Whatever methods you use to record income and expenditure, remember that your income is the amount that you actually receive. Do not include any outstanding fees until they are actually paid. If you are unsure about what you can include as allowable expenses, refer to HMRC guidance.
You can also find HMRC’s guidance for childminders here.
3. Remember to keep receipts and write EVERYTHING down!
Whilst HMRC ask only for receipts for items costing £10 or more, keeping all receipts which include even small items or taking notes in a notebook or on your phone will help you to ensure that you don’t forget anything when calculating your business expenses. Small everyday costs such as playgroup fees, purchasing ice lollies at the park or picking up some wipes at the shops can really add up over the year so don’t forget these small outlays as they could add up to make a BIG difference to your tax bill at the end of the year.
As soon as you receive a payment, you should take a note of the date and amount and, if possible, issue parents with a receipt or ask them to sign a payment record form. This will allow you to keep an accurate record of what has actually been paid and also help to avoid any disputes.
4. Ensure your fees and payment policies are clear.
To avoid disputes with parents and ensure that you are paid in full and on time, make sure that you are clear about the fees that you charge, when payments are due and the methods in which payments can be made at the very beginning of any childcare arrangement. Having a Fees Policy and a Late Payment of Fees Policy in place will allow you to explain everything parents need to know about paying for your service and what charges are made for holidays, illness, additional hours, etc.
Refer to our Policies & Procedures Pack for templates.
Issuing invoices to parents will remind them that it is time to make payment and also set out clearly any reductions or additional charges. Refer to our Invoices, Receipts & Letterheads templates.
If you are unfortunate enough to have late or non-paying parents make sure that you follow your late payment procedures and take note of each time you request or remind parents and also whether any payment plans are agreed.
This step is more to do with your own business management than what is required by HMRC but it is important. If a parent is continually late with payments, this could risk putting you, your business and your own family into financial difficulty.

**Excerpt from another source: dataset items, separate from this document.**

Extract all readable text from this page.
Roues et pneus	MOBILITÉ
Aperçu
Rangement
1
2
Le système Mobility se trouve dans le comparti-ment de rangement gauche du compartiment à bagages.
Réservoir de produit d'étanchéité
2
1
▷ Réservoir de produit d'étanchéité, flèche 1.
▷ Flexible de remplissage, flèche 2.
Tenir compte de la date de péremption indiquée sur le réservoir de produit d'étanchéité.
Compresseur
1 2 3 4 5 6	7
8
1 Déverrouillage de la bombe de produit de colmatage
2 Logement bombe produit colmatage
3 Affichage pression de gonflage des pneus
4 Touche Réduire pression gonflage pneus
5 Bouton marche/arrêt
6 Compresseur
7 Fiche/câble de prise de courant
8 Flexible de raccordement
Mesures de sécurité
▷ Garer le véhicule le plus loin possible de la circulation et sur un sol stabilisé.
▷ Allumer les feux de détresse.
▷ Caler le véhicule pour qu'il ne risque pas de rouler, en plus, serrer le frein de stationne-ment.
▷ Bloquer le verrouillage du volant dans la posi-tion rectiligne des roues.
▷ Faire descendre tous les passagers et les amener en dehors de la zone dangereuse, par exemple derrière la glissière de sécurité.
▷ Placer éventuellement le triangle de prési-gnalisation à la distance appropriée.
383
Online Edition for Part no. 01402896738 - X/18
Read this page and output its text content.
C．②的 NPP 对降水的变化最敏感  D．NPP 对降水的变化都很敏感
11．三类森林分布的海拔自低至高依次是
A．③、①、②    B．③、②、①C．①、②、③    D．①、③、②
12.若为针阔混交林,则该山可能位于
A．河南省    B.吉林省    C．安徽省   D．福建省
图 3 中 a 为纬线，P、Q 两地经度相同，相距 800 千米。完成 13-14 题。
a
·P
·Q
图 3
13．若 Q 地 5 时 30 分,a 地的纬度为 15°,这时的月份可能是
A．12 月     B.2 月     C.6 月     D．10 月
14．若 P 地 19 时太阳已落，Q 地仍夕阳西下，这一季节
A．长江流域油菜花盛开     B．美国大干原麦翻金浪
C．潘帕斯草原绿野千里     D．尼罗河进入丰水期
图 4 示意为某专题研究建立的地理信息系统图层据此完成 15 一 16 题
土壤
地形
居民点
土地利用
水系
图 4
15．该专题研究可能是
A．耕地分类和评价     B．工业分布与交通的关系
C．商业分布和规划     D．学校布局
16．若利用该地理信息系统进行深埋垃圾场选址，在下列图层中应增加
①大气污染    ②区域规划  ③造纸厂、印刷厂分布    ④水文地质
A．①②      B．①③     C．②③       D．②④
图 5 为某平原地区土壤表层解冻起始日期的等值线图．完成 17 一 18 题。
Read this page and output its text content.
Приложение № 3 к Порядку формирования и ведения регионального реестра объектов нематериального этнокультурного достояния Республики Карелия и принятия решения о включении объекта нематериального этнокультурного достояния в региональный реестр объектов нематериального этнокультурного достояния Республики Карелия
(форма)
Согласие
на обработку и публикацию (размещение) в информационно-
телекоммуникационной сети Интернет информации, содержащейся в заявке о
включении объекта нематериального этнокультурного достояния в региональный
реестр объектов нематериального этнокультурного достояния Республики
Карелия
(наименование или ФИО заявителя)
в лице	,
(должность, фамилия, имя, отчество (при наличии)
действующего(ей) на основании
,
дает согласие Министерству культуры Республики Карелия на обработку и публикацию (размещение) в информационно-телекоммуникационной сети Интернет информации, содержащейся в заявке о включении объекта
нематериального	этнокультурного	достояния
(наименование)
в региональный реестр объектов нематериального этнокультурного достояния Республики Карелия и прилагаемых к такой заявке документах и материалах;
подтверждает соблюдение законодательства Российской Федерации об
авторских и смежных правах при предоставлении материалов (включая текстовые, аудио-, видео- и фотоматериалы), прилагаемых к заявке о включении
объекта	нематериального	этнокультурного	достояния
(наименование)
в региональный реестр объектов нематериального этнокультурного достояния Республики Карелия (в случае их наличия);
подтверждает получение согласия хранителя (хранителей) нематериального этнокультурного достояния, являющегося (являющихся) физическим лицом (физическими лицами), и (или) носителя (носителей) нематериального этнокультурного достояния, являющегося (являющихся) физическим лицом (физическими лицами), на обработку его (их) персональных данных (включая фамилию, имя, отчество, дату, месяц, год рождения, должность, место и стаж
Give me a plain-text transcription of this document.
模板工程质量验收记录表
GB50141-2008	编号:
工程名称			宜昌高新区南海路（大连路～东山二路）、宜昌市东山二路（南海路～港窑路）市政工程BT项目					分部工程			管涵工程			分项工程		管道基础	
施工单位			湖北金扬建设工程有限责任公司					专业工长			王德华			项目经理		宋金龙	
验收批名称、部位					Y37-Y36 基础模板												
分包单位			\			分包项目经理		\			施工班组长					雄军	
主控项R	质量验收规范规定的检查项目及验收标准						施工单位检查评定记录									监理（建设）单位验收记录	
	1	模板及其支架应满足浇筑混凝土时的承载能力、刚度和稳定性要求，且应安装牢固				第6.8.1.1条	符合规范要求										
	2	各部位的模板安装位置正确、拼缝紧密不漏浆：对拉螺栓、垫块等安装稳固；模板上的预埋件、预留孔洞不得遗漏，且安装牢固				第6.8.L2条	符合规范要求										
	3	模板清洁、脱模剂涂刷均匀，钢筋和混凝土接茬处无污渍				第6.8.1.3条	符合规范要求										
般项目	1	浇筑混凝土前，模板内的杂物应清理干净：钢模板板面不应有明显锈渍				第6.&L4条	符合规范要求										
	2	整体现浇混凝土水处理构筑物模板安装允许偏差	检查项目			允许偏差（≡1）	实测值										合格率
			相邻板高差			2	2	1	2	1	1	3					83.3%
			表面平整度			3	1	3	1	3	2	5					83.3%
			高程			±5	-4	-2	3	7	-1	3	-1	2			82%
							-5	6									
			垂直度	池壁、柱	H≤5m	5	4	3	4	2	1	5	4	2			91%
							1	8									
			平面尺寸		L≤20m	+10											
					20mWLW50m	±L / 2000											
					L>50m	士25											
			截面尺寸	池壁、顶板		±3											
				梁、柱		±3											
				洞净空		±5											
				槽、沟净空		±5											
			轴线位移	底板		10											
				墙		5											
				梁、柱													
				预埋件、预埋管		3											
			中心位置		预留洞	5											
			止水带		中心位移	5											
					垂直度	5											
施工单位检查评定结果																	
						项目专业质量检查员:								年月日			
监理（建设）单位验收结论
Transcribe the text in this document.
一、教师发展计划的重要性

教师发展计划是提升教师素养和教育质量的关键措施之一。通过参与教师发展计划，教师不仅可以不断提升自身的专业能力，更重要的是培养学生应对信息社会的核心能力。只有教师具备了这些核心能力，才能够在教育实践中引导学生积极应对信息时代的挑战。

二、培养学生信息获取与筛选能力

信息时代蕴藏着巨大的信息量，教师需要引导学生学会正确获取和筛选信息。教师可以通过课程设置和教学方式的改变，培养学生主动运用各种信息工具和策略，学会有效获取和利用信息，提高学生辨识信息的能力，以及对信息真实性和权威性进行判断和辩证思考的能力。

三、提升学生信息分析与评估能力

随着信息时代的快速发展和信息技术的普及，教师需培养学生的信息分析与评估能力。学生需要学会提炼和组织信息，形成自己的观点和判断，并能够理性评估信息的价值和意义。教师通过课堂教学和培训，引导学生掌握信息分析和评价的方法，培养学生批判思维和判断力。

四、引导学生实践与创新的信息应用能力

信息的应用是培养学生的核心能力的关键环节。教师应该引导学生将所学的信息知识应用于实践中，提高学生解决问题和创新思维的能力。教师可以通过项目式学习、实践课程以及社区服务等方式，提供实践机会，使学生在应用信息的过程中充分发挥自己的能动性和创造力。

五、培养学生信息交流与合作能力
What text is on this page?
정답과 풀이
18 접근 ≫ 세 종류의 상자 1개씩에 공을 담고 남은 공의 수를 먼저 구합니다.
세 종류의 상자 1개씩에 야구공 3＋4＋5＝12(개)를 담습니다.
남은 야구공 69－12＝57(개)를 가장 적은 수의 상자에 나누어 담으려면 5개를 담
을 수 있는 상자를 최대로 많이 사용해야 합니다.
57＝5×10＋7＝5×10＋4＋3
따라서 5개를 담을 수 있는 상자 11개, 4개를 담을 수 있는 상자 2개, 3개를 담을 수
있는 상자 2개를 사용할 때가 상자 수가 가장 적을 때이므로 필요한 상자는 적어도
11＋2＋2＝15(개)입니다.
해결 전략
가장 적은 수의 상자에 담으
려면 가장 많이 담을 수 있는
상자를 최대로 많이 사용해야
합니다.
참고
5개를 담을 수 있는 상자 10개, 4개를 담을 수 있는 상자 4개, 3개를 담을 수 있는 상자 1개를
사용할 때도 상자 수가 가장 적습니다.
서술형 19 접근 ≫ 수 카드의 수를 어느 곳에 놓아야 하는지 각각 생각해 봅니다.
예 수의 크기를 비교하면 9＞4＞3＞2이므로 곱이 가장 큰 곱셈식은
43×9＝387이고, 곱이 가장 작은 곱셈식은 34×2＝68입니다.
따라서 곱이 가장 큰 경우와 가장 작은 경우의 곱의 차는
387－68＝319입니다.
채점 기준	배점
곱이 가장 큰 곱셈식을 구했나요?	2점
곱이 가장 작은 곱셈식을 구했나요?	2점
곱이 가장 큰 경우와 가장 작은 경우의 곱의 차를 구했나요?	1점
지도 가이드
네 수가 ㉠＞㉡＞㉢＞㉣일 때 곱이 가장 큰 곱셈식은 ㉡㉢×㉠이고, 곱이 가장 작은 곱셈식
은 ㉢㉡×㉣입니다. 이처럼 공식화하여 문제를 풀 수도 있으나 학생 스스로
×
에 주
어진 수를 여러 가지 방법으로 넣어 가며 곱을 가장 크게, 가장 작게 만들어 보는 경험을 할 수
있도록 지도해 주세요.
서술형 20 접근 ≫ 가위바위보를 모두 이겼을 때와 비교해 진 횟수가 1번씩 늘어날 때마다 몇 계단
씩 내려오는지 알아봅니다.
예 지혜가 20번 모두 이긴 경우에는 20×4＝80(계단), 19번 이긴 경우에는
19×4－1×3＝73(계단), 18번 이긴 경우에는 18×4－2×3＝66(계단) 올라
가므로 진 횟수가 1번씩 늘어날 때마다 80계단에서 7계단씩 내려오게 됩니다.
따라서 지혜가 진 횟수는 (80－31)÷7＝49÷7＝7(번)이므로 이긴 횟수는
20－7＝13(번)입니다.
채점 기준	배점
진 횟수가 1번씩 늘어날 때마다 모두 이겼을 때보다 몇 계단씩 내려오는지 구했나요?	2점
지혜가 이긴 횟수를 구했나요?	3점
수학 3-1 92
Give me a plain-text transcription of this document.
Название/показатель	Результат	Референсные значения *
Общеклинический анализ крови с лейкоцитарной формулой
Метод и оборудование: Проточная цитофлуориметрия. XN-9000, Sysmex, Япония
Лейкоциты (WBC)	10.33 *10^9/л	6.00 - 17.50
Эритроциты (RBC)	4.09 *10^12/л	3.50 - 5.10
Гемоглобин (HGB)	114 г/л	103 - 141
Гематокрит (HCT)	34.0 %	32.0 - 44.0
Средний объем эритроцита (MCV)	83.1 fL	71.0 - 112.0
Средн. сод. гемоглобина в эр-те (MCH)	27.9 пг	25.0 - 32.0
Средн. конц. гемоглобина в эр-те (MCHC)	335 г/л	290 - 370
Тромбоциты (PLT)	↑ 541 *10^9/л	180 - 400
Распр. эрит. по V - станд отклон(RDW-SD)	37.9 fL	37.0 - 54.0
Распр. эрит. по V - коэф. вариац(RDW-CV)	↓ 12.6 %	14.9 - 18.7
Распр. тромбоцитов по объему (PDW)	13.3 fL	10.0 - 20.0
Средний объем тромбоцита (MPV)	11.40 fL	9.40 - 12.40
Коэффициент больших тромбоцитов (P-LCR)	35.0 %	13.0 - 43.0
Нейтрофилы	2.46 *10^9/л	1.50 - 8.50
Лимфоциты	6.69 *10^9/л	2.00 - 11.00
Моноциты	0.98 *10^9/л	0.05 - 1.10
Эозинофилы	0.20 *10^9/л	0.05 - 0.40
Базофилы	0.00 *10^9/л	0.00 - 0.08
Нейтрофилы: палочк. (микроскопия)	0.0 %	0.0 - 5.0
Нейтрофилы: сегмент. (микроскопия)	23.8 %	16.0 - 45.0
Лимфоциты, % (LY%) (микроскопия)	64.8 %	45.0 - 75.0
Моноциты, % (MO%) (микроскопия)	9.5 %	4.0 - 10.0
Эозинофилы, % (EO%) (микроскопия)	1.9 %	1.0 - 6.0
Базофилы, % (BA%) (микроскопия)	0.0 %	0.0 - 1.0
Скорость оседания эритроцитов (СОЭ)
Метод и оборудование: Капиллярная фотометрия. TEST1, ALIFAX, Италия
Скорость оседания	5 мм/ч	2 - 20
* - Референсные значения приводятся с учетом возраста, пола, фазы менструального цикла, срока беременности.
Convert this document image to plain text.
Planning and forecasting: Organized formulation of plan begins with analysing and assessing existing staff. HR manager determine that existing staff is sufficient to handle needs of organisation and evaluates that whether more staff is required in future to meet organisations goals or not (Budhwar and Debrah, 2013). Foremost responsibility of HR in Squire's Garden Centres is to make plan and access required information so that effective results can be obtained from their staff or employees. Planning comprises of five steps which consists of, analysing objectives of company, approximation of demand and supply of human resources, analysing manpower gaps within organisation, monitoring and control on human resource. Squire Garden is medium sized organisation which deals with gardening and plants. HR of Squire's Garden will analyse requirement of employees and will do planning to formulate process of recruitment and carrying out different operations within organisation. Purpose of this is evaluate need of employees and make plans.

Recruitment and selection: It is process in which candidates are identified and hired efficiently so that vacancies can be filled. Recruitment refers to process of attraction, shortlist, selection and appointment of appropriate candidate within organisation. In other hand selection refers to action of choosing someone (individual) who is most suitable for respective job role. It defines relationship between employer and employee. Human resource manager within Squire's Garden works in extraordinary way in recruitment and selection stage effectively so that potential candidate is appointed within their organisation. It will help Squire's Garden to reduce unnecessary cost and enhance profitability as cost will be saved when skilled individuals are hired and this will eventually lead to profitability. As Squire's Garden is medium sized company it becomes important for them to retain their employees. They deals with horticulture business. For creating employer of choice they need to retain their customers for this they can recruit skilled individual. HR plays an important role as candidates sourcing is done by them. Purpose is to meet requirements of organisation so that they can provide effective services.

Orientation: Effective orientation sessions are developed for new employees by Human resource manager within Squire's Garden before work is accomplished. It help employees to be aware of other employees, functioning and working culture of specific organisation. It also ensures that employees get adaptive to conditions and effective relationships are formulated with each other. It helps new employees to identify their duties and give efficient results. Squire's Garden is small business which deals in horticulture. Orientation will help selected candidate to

5. Keep on top of your records
You may be brilliant at recording when fees are paid and keeping receipts but unless you set aside time on a regular basis to update your financial records then you risk spending hours calculating everything in one go in order to submit your HMRC self-assessment on time.
If possible, try to set aside half an hour each week or an hour or so each month to update your income and expenditure records. You may find it useful to do this at the same time as when you are calculating invoices for parents or when you receive your monthly bank statement so that you can see clearly your income and outgoings. If you stay on track then you will only need to add together your monthly totals at the end of the financial year rather than spending hours with your calculator!
6. Set aside money each month or make regular tax payments
Remember that when you are self-employed any tax that you are due is not automatically deducted from your income. You will need to set aside money or set up regular payments in order to cover your tax bill…unless you expect that your annual income will fall below the tax-free personal allowance (currently £12,570 for tax year 2022/23). You may find that this is the case in your first year as a childminder or if you have several vacancies, or if some of your spaces are being filled by your own children. Remember that despite your income falling below the threshold, you are still required to complete a self-assessment and may also need to maintain your National Insurance contributions in order to be entitled to certain benefits.
A good guide is to put aside 20% of your income each month, if you can afford this.
7. Complete your return and pay your tax bill on time!
If you have registered with HMRC online services then you can complete and submit your self-assessment online. If you have not already registered, do not leave it until the last minute as you will require an Activation Code in order to log in which can take up to 7 days to arrive.
You do not have to complete the form all at once, you can save and return to it and if you get stuck, you can find further guidance on the HMRC website here.
Remember to submit your return on time (by midnight on 31st January each year) and pay your bill to avoid being charged a penalty.